JAKARTAHYPE.COM - Duel akbar antara Persija Jakarta dan Persib Bandung dalam lanjutan Super League Indonesia musim 2025/2026 harus mengalami perubahan lokasi yang signifikan. Pertandingan yang seharusnya menjadi laga kandang bagi Macan Kemayoran tersebut terpaksa digeser dari Jakarta.

Laga pekan ke-32 yang krusial tersebut mulanya dijadwalkan terselenggara di Stadion Utama Gelora Bung Karno (SUGBK) pada hari Minggu, 10 Mei 2026. Keputusan ini merupakan pukulan telak bagi tim tuan rumah karena kehilangan dukungan masif dari basis suporter mereka.

Keputusan pemindahan venue ini diambil setelah pihak kepolisian di Jakarta tidak memberikan izin penyelenggaraan pertandingan di SUGBK sesuai jadwal semula. Akibatnya, pertandingan harus dipindahkan ke Stadion Segiri di Samarinda.

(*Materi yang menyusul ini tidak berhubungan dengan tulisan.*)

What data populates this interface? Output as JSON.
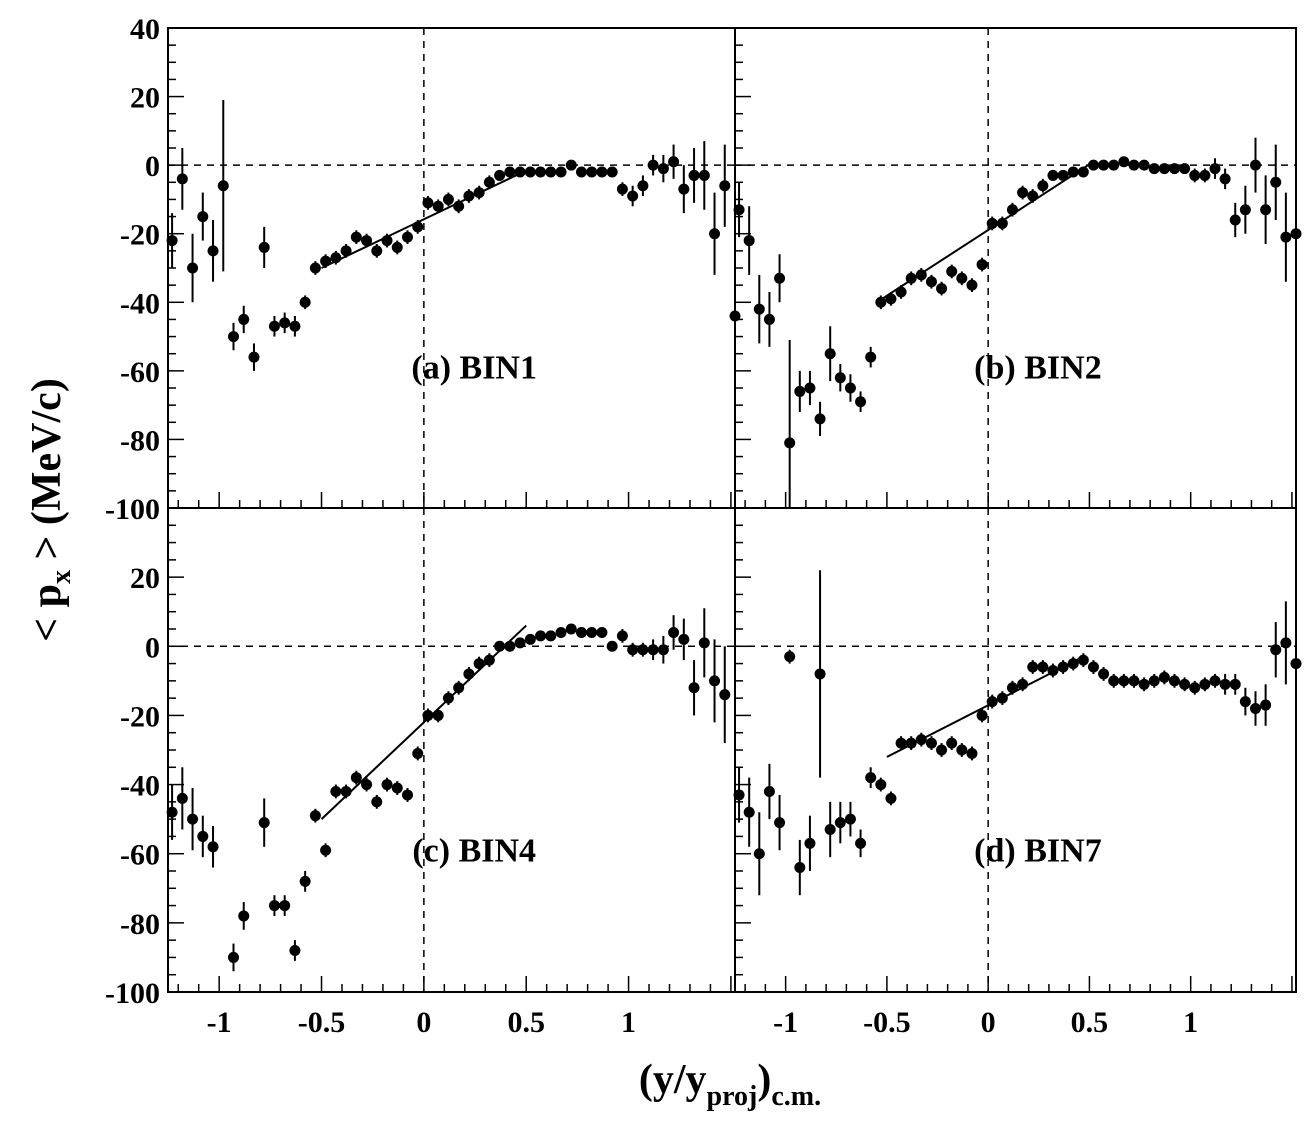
{
  "chart_data": {
    "type": "scatter",
    "xlabel": "(y/y",
    "xlabel_sub": "proj",
    "xlabel_tail": ")",
    "xlabel_sub2": "c.m.",
    "ylabel": "< p",
    "ylabel_sub": "x",
    "ylabel_tail": " >  (MeV/c)",
    "xlim": [
      -1.25,
      1.52
    ],
    "ylim": [
      -100,
      40
    ],
    "x_ticks": [
      -1,
      -0.5,
      0,
      0.5,
      1
    ],
    "x_tick_labels": [
      "-1",
      "-0.5",
      "0",
      "0.5",
      "1"
    ],
    "y_ticks_top": [
      -100,
      -80,
      -60,
      -40,
      -20,
      0,
      20,
      40
    ],
    "y_tick_labels_top": [
      "-100",
      "-80",
      "-60",
      "-40",
      "-20",
      "0",
      "20",
      "40"
    ],
    "y_ticks_bottom": [
      -100,
      -80,
      -60,
      -40,
      -20,
      0,
      20
    ],
    "y_tick_labels_bottom": [
      "-100",
      "-80",
      "-60",
      "-40",
      "-20",
      "0",
      "20"
    ],
    "grid": false,
    "reference_lines": {
      "x": 0,
      "y": 0,
      "style": "dashed"
    },
    "panels": [
      {
        "label": "(a) BIN1",
        "fit_line": {
          "x": [
            -0.5,
            0.45
          ],
          "y": [
            -30,
            -3
          ]
        },
        "points": [
          [
            -1.23,
            -22,
            8
          ],
          [
            -1.18,
            -4,
            9
          ],
          [
            -1.13,
            -30,
            10
          ],
          [
            -1.08,
            -15,
            7
          ],
          [
            -1.03,
            -25,
            9
          ],
          [
            -0.98,
            -6,
            25
          ],
          [
            -0.93,
            -50,
            4
          ],
          [
            -0.88,
            -45,
            4
          ],
          [
            -0.83,
            -56,
            4
          ],
          [
            -0.78,
            -24,
            6
          ],
          [
            -0.73,
            -47,
            3
          ],
          [
            -0.68,
            -46,
            3
          ],
          [
            -0.63,
            -47,
            3
          ],
          [
            -0.58,
            -40,
            2
          ],
          [
            -0.53,
            -30,
            2
          ],
          [
            -0.48,
            -28,
            2
          ],
          [
            -0.43,
            -27,
            2
          ],
          [
            -0.38,
            -25,
            2
          ],
          [
            -0.33,
            -21,
            2
          ],
          [
            -0.28,
            -22,
            2
          ],
          [
            -0.23,
            -25,
            2
          ],
          [
            -0.18,
            -22,
            2
          ],
          [
            -0.13,
            -24,
            2
          ],
          [
            -0.08,
            -21,
            2
          ],
          [
            -0.03,
            -18,
            2
          ],
          [
            0.02,
            -11,
            2
          ],
          [
            0.07,
            -12,
            2
          ],
          [
            0.12,
            -10,
            2
          ],
          [
            0.17,
            -12,
            2
          ],
          [
            0.22,
            -9,
            2
          ],
          [
            0.27,
            -8,
            2
          ],
          [
            0.32,
            -5,
            2
          ],
          [
            0.37,
            -3,
            1
          ],
          [
            0.42,
            -2,
            1
          ],
          [
            0.47,
            -2,
            1
          ],
          [
            0.52,
            -2,
            1
          ],
          [
            0.57,
            -2,
            1
          ],
          [
            0.62,
            -2,
            1
          ],
          [
            0.67,
            -2,
            1
          ],
          [
            0.72,
            0,
            1
          ],
          [
            0.77,
            -2,
            1
          ],
          [
            0.82,
            -2,
            1
          ],
          [
            0.87,
            -2,
            1
          ],
          [
            0.92,
            -2,
            1
          ],
          [
            0.97,
            -7,
            2
          ],
          [
            1.02,
            -9,
            3
          ],
          [
            1.07,
            -6,
            3
          ],
          [
            1.12,
            0,
            3
          ],
          [
            1.17,
            -1,
            4
          ],
          [
            1.22,
            1,
            5
          ],
          [
            1.27,
            -7,
            7
          ],
          [
            1.32,
            -3,
            8
          ],
          [
            1.37,
            -3,
            10
          ],
          [
            1.42,
            -20,
            12
          ],
          [
            1.47,
            -6,
            12
          ],
          [
            1.52,
            -44,
            18
          ]
        ]
      },
      {
        "label": "(b) BIN2",
        "fit_line": {
          "x": [
            -0.55,
            0.52
          ],
          "y": [
            -40,
            1
          ]
        },
        "points": [
          [
            -1.23,
            -13,
            8
          ],
          [
            -1.18,
            -22,
            10
          ],
          [
            -1.13,
            -42,
            10
          ],
          [
            -1.08,
            -45,
            8
          ],
          [
            -1.03,
            -33,
            7
          ],
          [
            -0.98,
            -81,
            30
          ],
          [
            -0.93,
            -66,
            6
          ],
          [
            -0.88,
            -65,
            5
          ],
          [
            -0.83,
            -74,
            5
          ],
          [
            -0.78,
            -55,
            8
          ],
          [
            -0.73,
            -62,
            4
          ],
          [
            -0.68,
            -65,
            4
          ],
          [
            -0.63,
            -69,
            3
          ],
          [
            -0.58,
            -56,
            3
          ],
          [
            -0.53,
            -40,
            2
          ],
          [
            -0.48,
            -39,
            2
          ],
          [
            -0.43,
            -37,
            2
          ],
          [
            -0.38,
            -33,
            2
          ],
          [
            -0.33,
            -32,
            2
          ],
          [
            -0.28,
            -34,
            2
          ],
          [
            -0.23,
            -36,
            2
          ],
          [
            -0.18,
            -31,
            2
          ],
          [
            -0.13,
            -33,
            2
          ],
          [
            -0.08,
            -35,
            2
          ],
          [
            -0.03,
            -29,
            2
          ],
          [
            0.02,
            -17,
            2
          ],
          [
            0.07,
            -17,
            2
          ],
          [
            0.12,
            -13,
            2
          ],
          [
            0.17,
            -8,
            2
          ],
          [
            0.22,
            -9,
            2
          ],
          [
            0.27,
            -6,
            2
          ],
          [
            0.32,
            -3,
            1
          ],
          [
            0.37,
            -3,
            1
          ],
          [
            0.42,
            -2,
            1
          ],
          [
            0.47,
            -2,
            1
          ],
          [
            0.52,
            0,
            1
          ],
          [
            0.57,
            0,
            1
          ],
          [
            0.62,
            0,
            1
          ],
          [
            0.67,
            1,
            1
          ],
          [
            0.72,
            0,
            1
          ],
          [
            0.77,
            0,
            1
          ],
          [
            0.82,
            -1,
            1
          ],
          [
            0.87,
            -1,
            1
          ],
          [
            0.92,
            -1,
            1
          ],
          [
            0.97,
            -1,
            1
          ],
          [
            1.02,
            -3,
            2
          ],
          [
            1.07,
            -3,
            2
          ],
          [
            1.12,
            -1,
            3
          ],
          [
            1.17,
            -4,
            3
          ],
          [
            1.22,
            -16,
            5
          ],
          [
            1.27,
            -13,
            7
          ],
          [
            1.32,
            0,
            8
          ],
          [
            1.37,
            -13,
            10
          ],
          [
            1.42,
            -5,
            11
          ],
          [
            1.47,
            -21,
            13
          ],
          [
            1.52,
            -20,
            15
          ]
        ]
      },
      {
        "label": "(c) BIN4",
        "fit_line": {
          "x": [
            -0.5,
            0.5
          ],
          "y": [
            -50,
            6
          ]
        },
        "points": [
          [
            -1.23,
            -48,
            8
          ],
          [
            -1.18,
            -44,
            9
          ],
          [
            -1.13,
            -50,
            9
          ],
          [
            -1.08,
            -55,
            6
          ],
          [
            -1.03,
            -58,
            6
          ],
          [
            -0.93,
            -90,
            4
          ],
          [
            -0.88,
            -78,
            4
          ],
          [
            -0.78,
            -51,
            7
          ],
          [
            -0.73,
            -75,
            3
          ],
          [
            -0.68,
            -75,
            3
          ],
          [
            -0.63,
            -88,
            3
          ],
          [
            -0.58,
            -68,
            3
          ],
          [
            -0.53,
            -49,
            2
          ],
          [
            -0.48,
            -59,
            2
          ],
          [
            -0.43,
            -42,
            2
          ],
          [
            -0.38,
            -42,
            2
          ],
          [
            -0.33,
            -38,
            2
          ],
          [
            -0.28,
            -40,
            2
          ],
          [
            -0.23,
            -45,
            2
          ],
          [
            -0.18,
            -40,
            2
          ],
          [
            -0.13,
            -41,
            2
          ],
          [
            -0.08,
            -43,
            2
          ],
          [
            -0.03,
            -31,
            2
          ],
          [
            0.02,
            -20,
            2
          ],
          [
            0.07,
            -20,
            2
          ],
          [
            0.12,
            -15,
            2
          ],
          [
            0.17,
            -12,
            2
          ],
          [
            0.22,
            -8,
            2
          ],
          [
            0.27,
            -5,
            2
          ],
          [
            0.32,
            -4,
            2
          ],
          [
            0.37,
            0,
            1
          ],
          [
            0.42,
            0,
            1
          ],
          [
            0.47,
            1,
            1
          ],
          [
            0.52,
            2,
            1
          ],
          [
            0.57,
            3,
            1
          ],
          [
            0.62,
            3,
            1
          ],
          [
            0.67,
            4,
            1
          ],
          [
            0.72,
            5,
            1
          ],
          [
            0.77,
            4,
            1
          ],
          [
            0.82,
            4,
            1
          ],
          [
            0.87,
            4,
            1
          ],
          [
            0.92,
            0,
            1
          ],
          [
            0.97,
            3,
            2
          ],
          [
            1.02,
            -1,
            2
          ],
          [
            1.07,
            -1,
            2
          ],
          [
            1.12,
            -1,
            3
          ],
          [
            1.17,
            -1,
            4
          ],
          [
            1.22,
            4,
            5
          ],
          [
            1.27,
            2,
            6
          ],
          [
            1.32,
            -12,
            8
          ],
          [
            1.37,
            1,
            10
          ],
          [
            1.42,
            -10,
            12
          ],
          [
            1.47,
            -14,
            14
          ]
        ]
      },
      {
        "label": "(d) BIN7",
        "fit_line": {
          "x": [
            -0.5,
            0.47
          ],
          "y": [
            -32,
            -3
          ]
        },
        "points": [
          [
            -1.23,
            -43,
            8
          ],
          [
            -1.18,
            -48,
            10
          ],
          [
            -1.13,
            -60,
            12
          ],
          [
            -1.08,
            -42,
            8
          ],
          [
            -1.03,
            -51,
            8
          ],
          [
            -0.98,
            -3,
            2
          ],
          [
            -0.93,
            -64,
            8
          ],
          [
            -0.88,
            -57,
            8
          ],
          [
            -0.83,
            -8,
            30
          ],
          [
            -0.78,
            -53,
            8
          ],
          [
            -0.73,
            -51,
            6
          ],
          [
            -0.68,
            -50,
            5
          ],
          [
            -0.63,
            -57,
            4
          ],
          [
            -0.58,
            -38,
            3
          ],
          [
            -0.53,
            -40,
            2
          ],
          [
            -0.48,
            -44,
            2
          ],
          [
            -0.43,
            -28,
            2
          ],
          [
            -0.38,
            -28,
            2
          ],
          [
            -0.33,
            -27,
            2
          ],
          [
            -0.28,
            -28,
            2
          ],
          [
            -0.23,
            -30,
            2
          ],
          [
            -0.18,
            -28,
            2
          ],
          [
            -0.13,
            -30,
            2
          ],
          [
            -0.08,
            -31,
            2
          ],
          [
            -0.03,
            -20,
            2
          ],
          [
            0.02,
            -16,
            2
          ],
          [
            0.07,
            -15,
            2
          ],
          [
            0.12,
            -12,
            2
          ],
          [
            0.17,
            -11,
            2
          ],
          [
            0.22,
            -6,
            2
          ],
          [
            0.27,
            -6,
            2
          ],
          [
            0.32,
            -7,
            2
          ],
          [
            0.37,
            -6,
            2
          ],
          [
            0.42,
            -5,
            2
          ],
          [
            0.47,
            -4,
            2
          ],
          [
            0.52,
            -6,
            2
          ],
          [
            0.57,
            -8,
            2
          ],
          [
            0.62,
            -10,
            2
          ],
          [
            0.67,
            -10,
            2
          ],
          [
            0.72,
            -10,
            2
          ],
          [
            0.77,
            -11,
            2
          ],
          [
            0.82,
            -10,
            2
          ],
          [
            0.87,
            -9,
            2
          ],
          [
            0.92,
            -10,
            2
          ],
          [
            0.97,
            -11,
            2
          ],
          [
            1.02,
            -12,
            2
          ],
          [
            1.07,
            -11,
            2
          ],
          [
            1.12,
            -10,
            2
          ],
          [
            1.17,
            -11,
            3
          ],
          [
            1.22,
            -11,
            3
          ],
          [
            1.27,
            -16,
            4
          ],
          [
            1.32,
            -18,
            5
          ],
          [
            1.37,
            -17,
            6
          ],
          [
            1.42,
            -1,
            8
          ],
          [
            1.47,
            1,
            12
          ],
          [
            1.52,
            -5,
            12
          ]
        ]
      }
    ]
  }
}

Pelatih Persija Jakarta, Mauricio Souza, secara terbuka menyampaikan rasa kecewa mendalam atas situasi yang menimpa timnya ini. Ia merasa timnya kehilangan keuntungan signifikan karena tidak bisa bermain di kandang sendiri.

Mauricio Souza mengungkapkan penyesalannya atas perpindahan lokasi tersebut kepada awak media pada hari Kamis, 7 Mei. Ia menekankan betapa pentingnya bermain di depan para pendukung setia mereka di Jakarta.

"Kami tidak bisa berbuat apa-apa. Tentu saja kami sangat menyesal pertandingan dipindah dari Jakarta. Padahal sangat penting bagi kami untuk bermain di hadapan suporter kami," kata Mauricio Souza kepada wartawan, Kamis (7/5).

Selain faktor dukungan suporter, Mauricio juga menyoroti kualitas lapangan yang berbeda jauh antara dua stadion tersebut. Menurutnya, kondisi GBK jauh lebih superior dibandingkan dengan stadion pengganti di Samarinda.

"Dan lapangannya, GBK jauh lebih baik daripada lapangan tempat kami akan bermain nanti. Tapi, hal ini sudah diputuskan. Kami tidak punya kendali atas itu. Tugas kami adalah pergi ke sana dan melakukan yang terbaik," ujarnya menambahkan.

Pemindahan venue ini secara otomatis menghilangkan keuntungan kandang yang seharusnya dinikmati oleh Persija Jakarta. Stadion GBK diperkirakan akan dipenuhi oleh lautan The Jakmania jika laga tetap digelar di ibu kota.